According to a recent McKinsey report*, AI has the power to greatly accelerate economic automation and by 2030 it could represent 30% of the hours worked in the US economy. It is expected that AI and changing consumer habits will result in a significant shift in employment opportunities across various industries, with an estimated 11.8 million workers required to move into different lines of work by 2030.
Amid these changes, the so-called ‘soft’ or social and emotional skills and higher order digital prowess will be in high demand in the coming years. Cultivating these unique human features – such as adaptability, social intelligence, complex problem solving, interpersonal skills, curiosity and empathy – will be the key to survival in an automated world where manual skills will not matter much. At the same time, the growing demand for soft skills is blurring the chasm between the hitherto white-collar and blue-collar jobs – the no-collar workforce of tomorrow represents the middle ground wherein man and machines work seamlessly within a culture of human/machine collaboration.
Lifelong learning is the key and the AI shift will enhance the STEM, creative, business, and legal professionals' work rather than eliminating a significant number of jobs outright. The demand for STEM jobs is anticipated to rise by 23% by 2030 and multiple online learning platforms are steadily increasing, year on year with machine learning, neural networks and deep learning among their top courses, indicating a clear trend in this direction.

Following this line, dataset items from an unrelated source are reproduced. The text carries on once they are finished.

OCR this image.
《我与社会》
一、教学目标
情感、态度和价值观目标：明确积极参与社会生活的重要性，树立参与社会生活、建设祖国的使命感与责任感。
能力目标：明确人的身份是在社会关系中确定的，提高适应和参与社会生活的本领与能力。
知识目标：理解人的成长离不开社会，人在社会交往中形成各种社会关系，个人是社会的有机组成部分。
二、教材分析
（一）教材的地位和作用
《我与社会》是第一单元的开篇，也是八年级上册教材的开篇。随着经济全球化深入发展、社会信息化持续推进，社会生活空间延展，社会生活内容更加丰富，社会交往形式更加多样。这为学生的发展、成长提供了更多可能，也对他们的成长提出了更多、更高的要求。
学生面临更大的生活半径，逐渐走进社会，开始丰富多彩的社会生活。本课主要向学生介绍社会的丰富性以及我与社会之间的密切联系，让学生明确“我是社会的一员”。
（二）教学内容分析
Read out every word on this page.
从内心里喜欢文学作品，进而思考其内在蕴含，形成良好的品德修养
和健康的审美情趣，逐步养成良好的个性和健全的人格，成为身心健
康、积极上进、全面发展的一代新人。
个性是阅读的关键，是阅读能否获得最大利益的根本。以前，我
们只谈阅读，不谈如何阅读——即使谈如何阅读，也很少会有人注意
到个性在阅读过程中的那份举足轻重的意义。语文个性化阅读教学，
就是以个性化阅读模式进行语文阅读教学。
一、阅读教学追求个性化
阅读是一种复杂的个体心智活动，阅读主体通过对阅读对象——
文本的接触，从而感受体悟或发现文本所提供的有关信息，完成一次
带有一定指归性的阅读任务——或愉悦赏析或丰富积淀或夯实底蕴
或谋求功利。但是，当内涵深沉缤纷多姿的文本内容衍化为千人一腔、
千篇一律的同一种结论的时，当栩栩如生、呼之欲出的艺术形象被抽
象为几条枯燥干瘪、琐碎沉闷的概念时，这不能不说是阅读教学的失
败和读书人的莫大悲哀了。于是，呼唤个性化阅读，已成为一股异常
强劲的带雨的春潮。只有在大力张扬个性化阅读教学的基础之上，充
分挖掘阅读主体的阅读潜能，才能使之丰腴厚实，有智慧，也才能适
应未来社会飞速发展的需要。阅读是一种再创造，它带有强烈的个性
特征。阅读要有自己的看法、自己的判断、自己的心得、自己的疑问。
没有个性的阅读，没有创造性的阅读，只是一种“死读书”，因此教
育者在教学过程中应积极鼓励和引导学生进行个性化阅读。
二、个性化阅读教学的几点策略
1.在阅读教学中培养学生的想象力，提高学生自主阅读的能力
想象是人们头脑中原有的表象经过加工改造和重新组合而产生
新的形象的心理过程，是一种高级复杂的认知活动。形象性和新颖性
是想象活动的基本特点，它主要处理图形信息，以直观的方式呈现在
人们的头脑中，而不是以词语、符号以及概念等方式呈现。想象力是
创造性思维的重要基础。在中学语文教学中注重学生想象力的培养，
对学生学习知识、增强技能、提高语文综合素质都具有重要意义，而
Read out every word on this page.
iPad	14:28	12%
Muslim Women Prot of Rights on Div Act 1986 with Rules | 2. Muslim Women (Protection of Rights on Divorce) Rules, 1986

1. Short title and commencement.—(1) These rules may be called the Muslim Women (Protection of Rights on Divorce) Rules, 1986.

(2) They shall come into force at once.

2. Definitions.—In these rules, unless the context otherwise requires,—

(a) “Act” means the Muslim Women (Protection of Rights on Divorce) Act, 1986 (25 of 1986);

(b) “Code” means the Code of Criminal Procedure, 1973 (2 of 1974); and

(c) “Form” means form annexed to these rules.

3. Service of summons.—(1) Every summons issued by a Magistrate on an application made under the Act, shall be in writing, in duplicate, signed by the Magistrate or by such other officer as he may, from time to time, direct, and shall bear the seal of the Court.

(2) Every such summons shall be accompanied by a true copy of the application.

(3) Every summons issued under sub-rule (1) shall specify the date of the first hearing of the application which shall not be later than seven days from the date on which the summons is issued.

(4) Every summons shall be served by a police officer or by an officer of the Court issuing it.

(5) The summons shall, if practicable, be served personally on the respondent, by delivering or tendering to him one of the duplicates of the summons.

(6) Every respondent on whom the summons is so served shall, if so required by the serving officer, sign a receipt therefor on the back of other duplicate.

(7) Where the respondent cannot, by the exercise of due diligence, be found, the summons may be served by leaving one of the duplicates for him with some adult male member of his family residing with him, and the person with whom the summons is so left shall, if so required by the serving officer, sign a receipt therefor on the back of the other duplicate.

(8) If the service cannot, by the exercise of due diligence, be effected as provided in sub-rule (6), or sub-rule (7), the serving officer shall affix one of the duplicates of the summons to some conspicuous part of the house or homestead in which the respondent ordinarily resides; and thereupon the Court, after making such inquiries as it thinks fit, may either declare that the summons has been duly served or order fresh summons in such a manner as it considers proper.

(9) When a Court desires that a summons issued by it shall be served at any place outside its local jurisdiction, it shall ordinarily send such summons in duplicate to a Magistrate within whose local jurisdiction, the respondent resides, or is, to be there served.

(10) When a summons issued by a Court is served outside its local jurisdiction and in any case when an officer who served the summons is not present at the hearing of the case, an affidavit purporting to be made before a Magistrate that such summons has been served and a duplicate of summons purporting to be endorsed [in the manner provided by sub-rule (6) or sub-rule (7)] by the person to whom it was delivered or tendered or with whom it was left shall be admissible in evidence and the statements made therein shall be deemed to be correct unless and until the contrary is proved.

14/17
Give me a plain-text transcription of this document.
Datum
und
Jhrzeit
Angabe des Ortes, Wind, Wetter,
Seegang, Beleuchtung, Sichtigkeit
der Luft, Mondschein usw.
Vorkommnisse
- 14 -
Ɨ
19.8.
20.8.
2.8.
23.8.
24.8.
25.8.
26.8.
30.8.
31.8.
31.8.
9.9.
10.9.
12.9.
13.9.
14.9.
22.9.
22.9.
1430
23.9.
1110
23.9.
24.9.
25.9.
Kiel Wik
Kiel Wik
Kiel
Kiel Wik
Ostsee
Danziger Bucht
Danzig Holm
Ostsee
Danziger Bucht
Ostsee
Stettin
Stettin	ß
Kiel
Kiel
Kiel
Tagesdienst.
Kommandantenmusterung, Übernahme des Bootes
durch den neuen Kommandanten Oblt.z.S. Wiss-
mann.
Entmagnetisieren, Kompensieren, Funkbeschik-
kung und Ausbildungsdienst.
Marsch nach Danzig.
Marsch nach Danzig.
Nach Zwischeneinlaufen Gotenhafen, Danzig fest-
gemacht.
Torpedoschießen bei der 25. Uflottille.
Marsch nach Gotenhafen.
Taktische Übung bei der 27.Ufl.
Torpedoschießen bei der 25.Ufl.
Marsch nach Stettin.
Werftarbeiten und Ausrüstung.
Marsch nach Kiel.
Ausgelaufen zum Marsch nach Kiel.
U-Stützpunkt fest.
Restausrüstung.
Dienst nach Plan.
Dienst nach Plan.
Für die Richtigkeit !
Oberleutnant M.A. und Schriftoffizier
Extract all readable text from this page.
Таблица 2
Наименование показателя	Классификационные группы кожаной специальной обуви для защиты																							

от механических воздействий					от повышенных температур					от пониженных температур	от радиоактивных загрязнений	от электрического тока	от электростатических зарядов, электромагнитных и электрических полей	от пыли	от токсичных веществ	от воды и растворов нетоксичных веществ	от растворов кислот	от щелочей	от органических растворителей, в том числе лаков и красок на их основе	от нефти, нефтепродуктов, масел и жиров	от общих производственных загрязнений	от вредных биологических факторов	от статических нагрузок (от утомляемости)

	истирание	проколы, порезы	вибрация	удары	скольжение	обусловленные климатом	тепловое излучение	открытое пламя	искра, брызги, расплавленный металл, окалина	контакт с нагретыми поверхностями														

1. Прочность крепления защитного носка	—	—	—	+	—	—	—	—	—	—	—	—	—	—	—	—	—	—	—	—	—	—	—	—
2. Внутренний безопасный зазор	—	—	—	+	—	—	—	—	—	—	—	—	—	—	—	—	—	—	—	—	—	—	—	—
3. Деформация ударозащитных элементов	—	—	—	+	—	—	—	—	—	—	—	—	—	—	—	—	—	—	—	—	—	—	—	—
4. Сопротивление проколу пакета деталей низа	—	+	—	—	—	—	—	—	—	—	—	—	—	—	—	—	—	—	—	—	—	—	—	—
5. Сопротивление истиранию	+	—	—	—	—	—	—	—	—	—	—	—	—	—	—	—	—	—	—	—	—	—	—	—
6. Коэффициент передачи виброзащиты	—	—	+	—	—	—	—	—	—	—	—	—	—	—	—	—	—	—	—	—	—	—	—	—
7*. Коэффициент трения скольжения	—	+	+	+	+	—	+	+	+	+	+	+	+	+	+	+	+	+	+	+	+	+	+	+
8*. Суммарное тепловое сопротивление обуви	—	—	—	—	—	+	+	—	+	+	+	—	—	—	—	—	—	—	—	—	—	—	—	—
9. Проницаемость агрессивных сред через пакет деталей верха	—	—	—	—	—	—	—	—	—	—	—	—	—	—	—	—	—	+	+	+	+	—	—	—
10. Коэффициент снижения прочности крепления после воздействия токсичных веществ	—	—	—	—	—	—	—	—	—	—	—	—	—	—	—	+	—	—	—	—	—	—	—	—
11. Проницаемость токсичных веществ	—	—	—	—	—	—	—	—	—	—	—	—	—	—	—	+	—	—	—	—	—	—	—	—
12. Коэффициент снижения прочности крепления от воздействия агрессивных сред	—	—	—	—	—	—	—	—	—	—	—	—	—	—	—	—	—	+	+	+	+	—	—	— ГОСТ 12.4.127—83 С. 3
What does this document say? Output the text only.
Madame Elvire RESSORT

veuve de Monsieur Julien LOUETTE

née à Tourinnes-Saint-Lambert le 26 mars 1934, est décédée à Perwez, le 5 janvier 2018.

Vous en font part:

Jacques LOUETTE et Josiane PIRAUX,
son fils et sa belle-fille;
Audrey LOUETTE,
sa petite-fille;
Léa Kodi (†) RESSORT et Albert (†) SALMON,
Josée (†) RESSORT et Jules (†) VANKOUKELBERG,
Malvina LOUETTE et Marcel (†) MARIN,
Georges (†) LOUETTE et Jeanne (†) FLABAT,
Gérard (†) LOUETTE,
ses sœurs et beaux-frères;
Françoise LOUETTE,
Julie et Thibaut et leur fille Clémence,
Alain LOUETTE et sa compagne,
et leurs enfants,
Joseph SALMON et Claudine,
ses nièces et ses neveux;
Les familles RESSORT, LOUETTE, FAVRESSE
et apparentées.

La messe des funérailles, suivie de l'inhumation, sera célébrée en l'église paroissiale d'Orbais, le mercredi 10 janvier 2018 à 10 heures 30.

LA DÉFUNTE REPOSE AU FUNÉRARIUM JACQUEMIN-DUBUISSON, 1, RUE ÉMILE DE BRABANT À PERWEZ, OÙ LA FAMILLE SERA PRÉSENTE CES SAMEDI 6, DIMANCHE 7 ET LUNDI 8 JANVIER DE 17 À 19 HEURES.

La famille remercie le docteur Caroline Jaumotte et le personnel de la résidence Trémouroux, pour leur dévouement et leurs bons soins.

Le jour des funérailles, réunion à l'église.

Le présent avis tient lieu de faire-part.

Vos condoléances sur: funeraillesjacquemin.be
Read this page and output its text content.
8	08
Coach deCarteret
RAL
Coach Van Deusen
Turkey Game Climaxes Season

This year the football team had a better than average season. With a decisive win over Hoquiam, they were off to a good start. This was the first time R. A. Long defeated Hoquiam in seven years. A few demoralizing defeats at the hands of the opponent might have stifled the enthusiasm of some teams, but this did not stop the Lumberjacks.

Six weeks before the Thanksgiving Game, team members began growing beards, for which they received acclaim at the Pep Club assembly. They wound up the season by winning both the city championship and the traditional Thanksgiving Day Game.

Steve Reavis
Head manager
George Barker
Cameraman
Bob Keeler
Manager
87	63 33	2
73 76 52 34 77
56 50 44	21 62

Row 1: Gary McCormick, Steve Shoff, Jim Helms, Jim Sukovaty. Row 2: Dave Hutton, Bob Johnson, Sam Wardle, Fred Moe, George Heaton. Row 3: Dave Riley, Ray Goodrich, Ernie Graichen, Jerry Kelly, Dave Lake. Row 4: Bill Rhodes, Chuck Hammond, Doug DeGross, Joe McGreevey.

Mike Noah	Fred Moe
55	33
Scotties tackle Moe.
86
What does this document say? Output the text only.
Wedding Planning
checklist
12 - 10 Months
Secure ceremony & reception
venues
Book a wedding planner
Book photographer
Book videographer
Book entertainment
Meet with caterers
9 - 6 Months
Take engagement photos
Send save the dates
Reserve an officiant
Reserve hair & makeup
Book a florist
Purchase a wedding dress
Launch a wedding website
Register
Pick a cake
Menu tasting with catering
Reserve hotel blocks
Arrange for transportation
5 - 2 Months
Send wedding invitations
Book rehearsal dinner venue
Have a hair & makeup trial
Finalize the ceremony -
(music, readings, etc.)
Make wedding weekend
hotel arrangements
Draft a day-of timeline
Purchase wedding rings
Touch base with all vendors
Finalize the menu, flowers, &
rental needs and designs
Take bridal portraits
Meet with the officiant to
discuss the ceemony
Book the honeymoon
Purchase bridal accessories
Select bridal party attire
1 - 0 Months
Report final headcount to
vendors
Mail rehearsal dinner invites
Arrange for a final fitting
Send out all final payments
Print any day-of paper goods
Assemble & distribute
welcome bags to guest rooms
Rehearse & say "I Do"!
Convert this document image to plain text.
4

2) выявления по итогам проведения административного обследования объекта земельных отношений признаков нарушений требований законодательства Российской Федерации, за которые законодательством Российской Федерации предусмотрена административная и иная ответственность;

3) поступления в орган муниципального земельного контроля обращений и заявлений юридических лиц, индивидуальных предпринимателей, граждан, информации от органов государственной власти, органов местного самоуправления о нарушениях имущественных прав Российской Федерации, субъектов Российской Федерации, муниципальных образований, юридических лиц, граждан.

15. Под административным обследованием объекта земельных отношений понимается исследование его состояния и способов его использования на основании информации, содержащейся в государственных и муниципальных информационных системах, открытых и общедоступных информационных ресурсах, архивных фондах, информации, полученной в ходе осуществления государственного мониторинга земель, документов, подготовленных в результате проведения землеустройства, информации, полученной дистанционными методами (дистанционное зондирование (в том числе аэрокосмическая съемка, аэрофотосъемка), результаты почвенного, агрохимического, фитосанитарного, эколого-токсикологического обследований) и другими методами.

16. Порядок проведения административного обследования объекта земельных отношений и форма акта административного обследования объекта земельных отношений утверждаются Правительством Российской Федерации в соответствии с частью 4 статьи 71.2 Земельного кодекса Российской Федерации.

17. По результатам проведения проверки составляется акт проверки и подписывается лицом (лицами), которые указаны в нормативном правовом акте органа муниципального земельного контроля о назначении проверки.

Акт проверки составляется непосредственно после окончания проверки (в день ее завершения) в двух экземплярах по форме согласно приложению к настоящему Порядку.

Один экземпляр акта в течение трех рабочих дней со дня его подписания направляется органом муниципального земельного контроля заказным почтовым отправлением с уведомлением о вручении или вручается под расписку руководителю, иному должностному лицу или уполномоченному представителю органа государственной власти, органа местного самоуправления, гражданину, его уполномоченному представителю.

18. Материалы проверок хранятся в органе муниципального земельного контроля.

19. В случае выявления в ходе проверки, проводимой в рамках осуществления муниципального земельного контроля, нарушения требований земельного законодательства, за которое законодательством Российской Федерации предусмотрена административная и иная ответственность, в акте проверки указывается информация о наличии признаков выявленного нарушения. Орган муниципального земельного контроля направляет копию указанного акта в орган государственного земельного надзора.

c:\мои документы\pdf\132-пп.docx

On a similar paradigm, there is also the possibility of the rise of coaching networks as coined by Gordon Ritter. According to him, these networks are far more effective than the traditional educational system – after all sending millions of people back to ‘school’ is just not a practical solution considering the sheer numbers and size of the problem. Coaching networks can be our best defense in the race against AI and machines. The notion is to use machine learning to guide workers in real time by gathering data from a distributed network of workers and identifying the best techniques/practices required for the respective tasks.
The need of the hour is a strong emphasis on the need for the ‘new smart’ – that is to amplify our emotional and cognitive traits that distinguish us from increasingly competent machines. This means lifelong learning and unlearning to prepare ourselves with the necessary skills to stay relevant in the workplace of the future. On that note, let me end by saying the labor force has successfully weathered dramatic changes in just the last few centuries. Humans at the end of the day are the most highly resilient, complex and adaptable machine on this planet and we will find ways to thrive in a world of accelerating technological change.